I first fell in love with hushpuppies when I was pretty young. It happened by default, actually. I vividly remember a day that my sister and I were out with my mom and grandma and it was decided that we needed to stop somewhere for lunch. Instead of the typical McDonald’s, Wendy’s, Burger King, Eat n’ Park or King’s (holla, Pittsburgh!), for some reason that day we ended up at Long John Silver’s. I was pretty young, maybe early elementary school age, and I was firmly planted in my I-hate-fish stance. I was not budging, either. I have no idea what my mom ordered for me to eat that day, but I remember not eating anything fish-related, rather I stuffed my face full of these fried cornbread things called “hushpuppies”. Cue the spaghetti scene from Lady and the Tramp… I was in love.
I was probably in high school before I went to a Long John Silver’s again, and in my little area of the world (teetering between the northeast and midwest), hushpuppies just isn’t really a thing like it is in other areas of the country. However, since then, anytime I have traveled even remotely south and have seen hushpuppies on a menu, I just have to order them. I love those little cornbread fritter bites; how can you not?!

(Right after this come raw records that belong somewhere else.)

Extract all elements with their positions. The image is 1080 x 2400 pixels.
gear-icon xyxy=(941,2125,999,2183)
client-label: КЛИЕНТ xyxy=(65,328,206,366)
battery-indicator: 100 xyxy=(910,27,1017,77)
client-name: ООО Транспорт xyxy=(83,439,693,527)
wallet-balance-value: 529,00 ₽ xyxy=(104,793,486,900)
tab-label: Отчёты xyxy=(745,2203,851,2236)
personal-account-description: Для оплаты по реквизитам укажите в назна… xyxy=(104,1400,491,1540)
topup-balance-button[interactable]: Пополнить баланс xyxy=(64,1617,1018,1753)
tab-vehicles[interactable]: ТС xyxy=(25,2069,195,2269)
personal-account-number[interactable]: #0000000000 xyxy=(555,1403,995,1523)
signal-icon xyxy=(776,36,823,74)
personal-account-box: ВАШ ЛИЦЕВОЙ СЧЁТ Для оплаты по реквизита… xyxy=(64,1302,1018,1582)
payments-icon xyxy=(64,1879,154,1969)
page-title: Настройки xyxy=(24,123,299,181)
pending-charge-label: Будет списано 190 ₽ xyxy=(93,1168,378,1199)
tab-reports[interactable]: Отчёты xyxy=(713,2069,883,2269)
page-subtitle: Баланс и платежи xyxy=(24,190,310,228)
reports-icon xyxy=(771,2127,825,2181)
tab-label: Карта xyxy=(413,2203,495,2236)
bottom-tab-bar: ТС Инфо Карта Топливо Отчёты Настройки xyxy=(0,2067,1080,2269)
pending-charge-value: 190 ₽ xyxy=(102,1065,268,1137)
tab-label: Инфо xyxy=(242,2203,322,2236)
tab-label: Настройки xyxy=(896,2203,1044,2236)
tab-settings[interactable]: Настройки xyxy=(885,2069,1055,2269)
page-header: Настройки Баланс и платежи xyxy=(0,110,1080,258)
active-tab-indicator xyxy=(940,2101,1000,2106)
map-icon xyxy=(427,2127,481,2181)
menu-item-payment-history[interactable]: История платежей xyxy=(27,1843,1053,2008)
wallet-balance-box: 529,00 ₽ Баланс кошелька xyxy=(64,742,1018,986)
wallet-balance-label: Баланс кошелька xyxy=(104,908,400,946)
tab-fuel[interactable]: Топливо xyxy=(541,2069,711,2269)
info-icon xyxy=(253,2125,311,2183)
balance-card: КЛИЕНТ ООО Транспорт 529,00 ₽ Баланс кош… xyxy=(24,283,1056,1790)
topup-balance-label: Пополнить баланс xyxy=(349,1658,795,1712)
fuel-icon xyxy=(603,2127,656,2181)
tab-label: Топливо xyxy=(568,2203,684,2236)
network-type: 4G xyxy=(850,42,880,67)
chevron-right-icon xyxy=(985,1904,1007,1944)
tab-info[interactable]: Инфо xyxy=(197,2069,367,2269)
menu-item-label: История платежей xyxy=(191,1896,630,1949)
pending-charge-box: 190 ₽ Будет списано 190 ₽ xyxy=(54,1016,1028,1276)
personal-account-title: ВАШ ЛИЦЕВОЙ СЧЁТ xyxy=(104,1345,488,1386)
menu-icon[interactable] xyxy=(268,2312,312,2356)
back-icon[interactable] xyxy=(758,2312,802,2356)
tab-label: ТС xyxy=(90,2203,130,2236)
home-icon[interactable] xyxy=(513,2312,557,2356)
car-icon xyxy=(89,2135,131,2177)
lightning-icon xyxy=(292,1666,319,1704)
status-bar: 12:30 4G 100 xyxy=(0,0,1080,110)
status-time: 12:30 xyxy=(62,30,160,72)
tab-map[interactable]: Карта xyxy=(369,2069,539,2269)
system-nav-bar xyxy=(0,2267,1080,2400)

Once I made them at home, I couldn’t believe how insanely simple they are to make. It takes literally less than 5 minutes to mix the batter together, and then you just drop them in some oil and fry away! You could use a large pot or Dutch oven; I made mine in my 12-inch cast iron skillet easily in two batches. While you can reheat them, they are definitely best eaten soon after they are made.
I’m thrilled that I can bring my oddly vivid memory of hushpuppies full circle and make them in my own kitchen. Now if only more restaurants in Pittsburgh would offer them on their menus!
Whisk together the cornmeal, flour, baking powder, baking soda, salt and cayenne in a large bowl. Whisk in the buttermilk, eggs and onion until combined. Let the batter sit at room temperature for 10 minutes, or up to 1 hour.
Meanwhile, make the dipping sauce. In a small bowl, whisk together the sour cream, mayonnaise and Sriracha. Cover and refrigerate until ready to serve.
Heat the oil in a large Dutch oven or deep cast iron skillet over medium-high heat to 350 degrees. Drop half of batter into oil in heaping tablespoons (I used a small cookie scoop) and fry until deep golden brown, 2 to 3 minutes, turning hushpuppies halfway through cooking. Transfer to a wire rack set over a double layer of paper towels and repeat with the remaining batter. Serve immediately. The hushpuppies can be refrigerated in an airtight container for up to 2 days. Reheat in a 450-degree oven for about 10 minutes.